I came across an interesting article Monday in the Ecuadorian daily El Comercio on what some psychologists call the Ulysses syndrome, which is an illness that inflicts some immigrants when they live separated in faraway lands from their loved ones.
The article continues: Norma lived in terror and in hiding. This 45-year-old single mother left her 11-year-old son in 1999 when she migrated to Madrid. When she moved to Spain, she didn’t know anyone never mind have a place to sleep. She was an illegal alien.
The woman was afraid that the police would find and deport her. “It was that way nine years ago,” she admits. I would never go out for a stroll. I’d forget to board a metro at stops because I was in another world thinking of my child.
It took some time for the Ecuadorian to find work. She eventually got a low-paying job that paid 300 euros ($435) a month working four hours a day.

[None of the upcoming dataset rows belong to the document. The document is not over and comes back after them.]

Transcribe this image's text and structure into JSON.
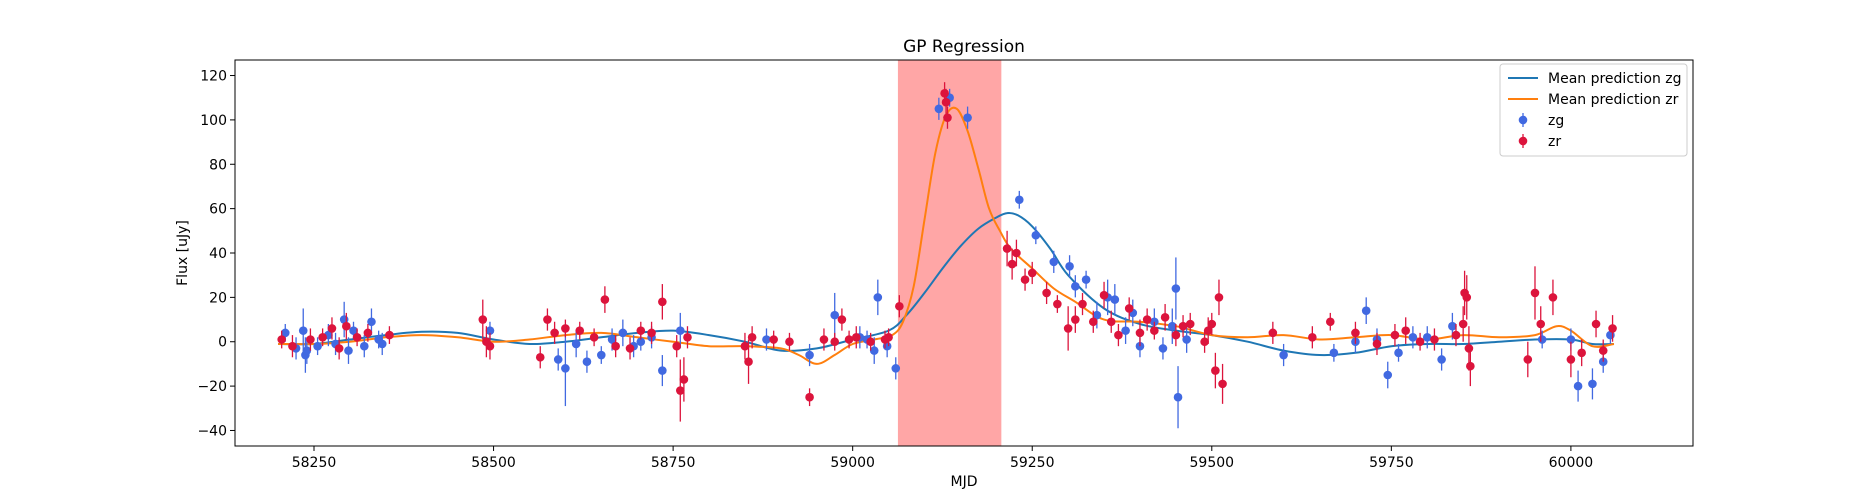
{
  "chart_data": {
    "type": "scatter",
    "title": "GP Regression",
    "xlabel": "MJD",
    "ylabel": "Flux [uJy]",
    "xlim": [
      58140,
      60170
    ],
    "ylim": [
      -47,
      127
    ],
    "xticks": [
      58250,
      58500,
      58750,
      59000,
      59250,
      59500,
      59750,
      60000
    ],
    "yticks": [
      -40,
      -20,
      0,
      20,
      40,
      60,
      80,
      100,
      120
    ],
    "grid": false,
    "legend_position": "top-right",
    "highlight_span": {
      "x": [
        59063,
        59207
      ],
      "color": "#ff0000",
      "alpha": 0.35
    },
    "colors": {
      "zg_line": "#1f77b4",
      "zr_line": "#ff7f0e",
      "zg_points": "#4169e1",
      "zr_points": "#dc143c"
    },
    "legend": [
      {
        "label": "Mean prediction zg",
        "kind": "line",
        "color": "#1f77b4"
      },
      {
        "label": "Mean prediction zr",
        "kind": "line",
        "color": "#ff7f0e"
      },
      {
        "label": "zg",
        "kind": "errorpoint",
        "color": "#4169e1"
      },
      {
        "label": "zr",
        "kind": "errorpoint",
        "color": "#dc143c"
      }
    ],
    "lines": [
      {
        "name": "Mean prediction zg",
        "color": "#1f77b4",
        "x": [
          58200,
          58250,
          58300,
          58350,
          58400,
          58450,
          58500,
          58550,
          58600,
          58650,
          58700,
          58750,
          58800,
          58850,
          58900,
          58950,
          59000,
          59050,
          59075,
          59100,
          59125,
          59150,
          59175,
          59200,
          59215,
          59230,
          59250,
          59275,
          59300,
          59350,
          59400,
          59450,
          59500,
          59550,
          59600,
          59650,
          59700,
          59750,
          59800,
          59850,
          59900,
          59950,
          60000,
          60030,
          60060
        ],
        "y": [
          -1,
          -1,
          1,
          3,
          4.5,
          4,
          1,
          -1,
          0,
          2,
          4,
          5,
          3,
          0,
          -4,
          -3,
          1,
          5,
          12,
          22,
          33,
          43,
          51,
          56,
          58,
          57,
          52,
          42,
          30,
          15,
          8,
          5,
          3,
          0,
          -4,
          -6,
          -5,
          -2,
          -1,
          -1,
          0,
          1,
          1,
          -1,
          -1
        ]
      },
      {
        "name": "Mean prediction zr",
        "color": "#ff7f0e",
        "x": [
          58200,
          58250,
          58300,
          58350,
          58400,
          58450,
          58500,
          58550,
          58600,
          58650,
          58700,
          58750,
          58800,
          58850,
          58900,
          58925,
          58950,
          58975,
          59000,
          59030,
          59055,
          59070,
          59085,
          59100,
          59115,
          59130,
          59145,
          59160,
          59175,
          59190,
          59205,
          59220,
          59250,
          59280,
          59310,
          59350,
          59400,
          59450,
          59500,
          59550,
          59600,
          59650,
          59700,
          59750,
          59800,
          59850,
          59900,
          59950,
          59980,
          60000,
          60030,
          60060
        ],
        "y": [
          -1,
          -1,
          0,
          2,
          3,
          2,
          0,
          1,
          3,
          4,
          2,
          0,
          -2,
          -2,
          -3,
          -6,
          -10,
          -6,
          -1,
          1,
          3,
          9,
          25,
          55,
          85,
          102,
          105,
          95,
          78,
          60,
          50,
          42,
          33,
          24,
          18,
          10,
          9,
          7,
          3,
          2,
          3,
          1,
          2,
          3,
          1,
          3,
          2,
          3,
          7,
          5,
          -2,
          -1
        ]
      }
    ],
    "series": [
      {
        "name": "zg",
        "color": "#4169e1",
        "points": [
          [
            58210,
            4,
            4
          ],
          [
            58225,
            -3,
            5
          ],
          [
            58235,
            5,
            10
          ],
          [
            58238,
            -6,
            8
          ],
          [
            58240,
            -4,
            6
          ],
          [
            58255,
            -2,
            4
          ],
          [
            58270,
            3,
            5
          ],
          [
            58280,
            -1,
            5
          ],
          [
            58292,
            10,
            8
          ],
          [
            58298,
            -4,
            6
          ],
          [
            58305,
            5,
            4
          ],
          [
            58320,
            -2,
            5
          ],
          [
            58330,
            9,
            6
          ],
          [
            58340,
            1,
            4
          ],
          [
            58345,
            -1,
            5
          ],
          [
            58495,
            5,
            4
          ],
          [
            58590,
            -8,
            5
          ],
          [
            58600,
            -12,
            17
          ],
          [
            58615,
            -1,
            6
          ],
          [
            58630,
            -9,
            5
          ],
          [
            58650,
            -6,
            4
          ],
          [
            58665,
            1,
            5
          ],
          [
            58680,
            4,
            6
          ],
          [
            58695,
            -2,
            5
          ],
          [
            58705,
            0,
            4
          ],
          [
            58720,
            2,
            5
          ],
          [
            58735,
            -13,
            7
          ],
          [
            58760,
            5,
            8
          ],
          [
            58880,
            1,
            5
          ],
          [
            58940,
            -6,
            5
          ],
          [
            58975,
            12,
            10
          ],
          [
            59010,
            2,
            5
          ],
          [
            59020,
            1,
            4
          ],
          [
            59030,
            -4,
            6
          ],
          [
            59035,
            20,
            8
          ],
          [
            59048,
            -2,
            5
          ],
          [
            59060,
            -12,
            5
          ],
          [
            59120,
            105,
            5
          ],
          [
            59135,
            110,
            4
          ],
          [
            59160,
            101,
            5
          ],
          [
            59232,
            64,
            4
          ],
          [
            59255,
            48,
            4
          ],
          [
            59280,
            36,
            5
          ],
          [
            59302,
            34,
            5
          ],
          [
            59310,
            25,
            5
          ],
          [
            59325,
            28,
            4
          ],
          [
            59340,
            12,
            6
          ],
          [
            59355,
            20,
            8
          ],
          [
            59365,
            19,
            7
          ],
          [
            59380,
            5,
            6
          ],
          [
            59390,
            13,
            6
          ],
          [
            59400,
            -2,
            5
          ],
          [
            59420,
            9,
            6
          ],
          [
            59432,
            -3,
            5
          ],
          [
            59445,
            7,
            8
          ],
          [
            59450,
            24,
            14
          ],
          [
            59453,
            -25,
            14
          ],
          [
            59465,
            1,
            6
          ],
          [
            59600,
            -6,
            5
          ],
          [
            59670,
            -5,
            4
          ],
          [
            59700,
            0,
            5
          ],
          [
            59715,
            14,
            6
          ],
          [
            59730,
            1,
            5
          ],
          [
            59745,
            -15,
            6
          ],
          [
            59760,
            -5,
            4
          ],
          [
            59780,
            2,
            5
          ],
          [
            59800,
            2,
            5
          ],
          [
            59820,
            -8,
            5
          ],
          [
            59835,
            7,
            6
          ],
          [
            59960,
            1,
            4
          ],
          [
            60000,
            1,
            5
          ],
          [
            60010,
            -20,
            7
          ],
          [
            60030,
            -19,
            7
          ],
          [
            60045,
            -9,
            5
          ],
          [
            60055,
            3,
            4
          ]
        ]
      },
      {
        "name": "zr",
        "color": "#dc143c",
        "points": [
          [
            58205,
            1,
            4
          ],
          [
            58220,
            -2,
            5
          ],
          [
            58245,
            1,
            5
          ],
          [
            58262,
            2,
            4
          ],
          [
            58275,
            6,
            5
          ],
          [
            58285,
            -3,
            5
          ],
          [
            58295,
            7,
            6
          ],
          [
            58310,
            2,
            4
          ],
          [
            58325,
            4,
            4
          ],
          [
            58355,
            3,
            4
          ],
          [
            58485,
            10,
            9
          ],
          [
            58490,
            0,
            7
          ],
          [
            58495,
            -2,
            6
          ],
          [
            58565,
            -7,
            5
          ],
          [
            58575,
            10,
            5
          ],
          [
            58585,
            4,
            5
          ],
          [
            58600,
            6,
            4
          ],
          [
            58620,
            5,
            4
          ],
          [
            58640,
            2,
            4
          ],
          [
            58655,
            19,
            6
          ],
          [
            58670,
            -2,
            5
          ],
          [
            58690,
            -3,
            5
          ],
          [
            58705,
            5,
            4
          ],
          [
            58720,
            4,
            5
          ],
          [
            58735,
            18,
            8
          ],
          [
            58755,
            -2,
            5
          ],
          [
            58760,
            -22,
            14
          ],
          [
            58765,
            -17,
            10
          ],
          [
            58770,
            2,
            5
          ],
          [
            58850,
            -2,
            6
          ],
          [
            58855,
            -9,
            10
          ],
          [
            58860,
            2,
            5
          ],
          [
            58890,
            1,
            4
          ],
          [
            58912,
            0,
            4
          ],
          [
            58940,
            -25,
            4
          ],
          [
            58960,
            1,
            5
          ],
          [
            58975,
            0,
            4
          ],
          [
            58985,
            10,
            5
          ],
          [
            58995,
            1,
            4
          ],
          [
            59005,
            2,
            5
          ],
          [
            59025,
            0,
            4
          ],
          [
            59045,
            1,
            4
          ],
          [
            59050,
            2,
            4
          ],
          [
            59065,
            16,
            5
          ],
          [
            59128,
            112,
            5
          ],
          [
            59130,
            108,
            6
          ],
          [
            59132,
            101,
            5
          ],
          [
            59215,
            42,
            8
          ],
          [
            59222,
            35,
            7
          ],
          [
            59228,
            40,
            6
          ],
          [
            59240,
            28,
            5
          ],
          [
            59250,
            31,
            5
          ],
          [
            59270,
            22,
            5
          ],
          [
            59285,
            17,
            4
          ],
          [
            59300,
            6,
            10
          ],
          [
            59310,
            10,
            6
          ],
          [
            59320,
            17,
            5
          ],
          [
            59335,
            9,
            5
          ],
          [
            59350,
            21,
            6
          ],
          [
            59360,
            9,
            5
          ],
          [
            59370,
            3,
            5
          ],
          [
            59385,
            15,
            5
          ],
          [
            59400,
            4,
            6
          ],
          [
            59410,
            10,
            5
          ],
          [
            59420,
            5,
            4
          ],
          [
            59435,
            11,
            6
          ],
          [
            59450,
            3,
            5
          ],
          [
            59460,
            7,
            5
          ],
          [
            59470,
            8,
            5
          ],
          [
            59490,
            0,
            5
          ],
          [
            59495,
            5,
            6
          ],
          [
            59500,
            8,
            5
          ],
          [
            59505,
            -13,
            8
          ],
          [
            59510,
            20,
            8
          ],
          [
            59515,
            -19,
            9
          ],
          [
            59585,
            4,
            5
          ],
          [
            59640,
            2,
            5
          ],
          [
            59665,
            9,
            4
          ],
          [
            59700,
            4,
            5
          ],
          [
            59730,
            -1,
            5
          ],
          [
            59755,
            3,
            5
          ],
          [
            59770,
            5,
            6
          ],
          [
            59790,
            0,
            4
          ],
          [
            59810,
            1,
            5
          ],
          [
            59840,
            3,
            5
          ],
          [
            59850,
            8,
            8
          ],
          [
            59852,
            22,
            10
          ],
          [
            59855,
            20,
            10
          ],
          [
            59858,
            -3,
            10
          ],
          [
            59860,
            -11,
            9
          ],
          [
            59940,
            -8,
            8
          ],
          [
            59950,
            22,
            12
          ],
          [
            59958,
            8,
            8
          ],
          [
            59975,
            20,
            8
          ],
          [
            60000,
            -8,
            8
          ],
          [
            60015,
            -5,
            6
          ],
          [
            60035,
            8,
            6
          ],
          [
            60045,
            -4,
            5
          ],
          [
            60058,
            6,
            6
          ]
        ]
      }
    ]
  }
}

She’d wire money to her family in Ecuador, pay debts and lived in extreme conditions.
This is one example of the Ulysses syndrome.
Immigrants cannot sometimes figure out why they feel depressed. Psychiatrist Joseba Achotegui of the Universitat de Barcelona describes the illness in the following manner, according to an article in the Naples Sun Times: It comprises loneliness, as family and friends were left behind; a sense of personal failure, and a survival struggle that takes over all other priorities. The syndrome is characterized by physical symptoms like headaches, and psychological symptoms like depression.
Those who are critical of immigrants and accuse them wrongly of being lazy and that they don’t want to learn the local culture, nothing could be further form the truth. The only way an immigrant can survive in a new country is by NOT being lazy and learning the ropes of the new culture.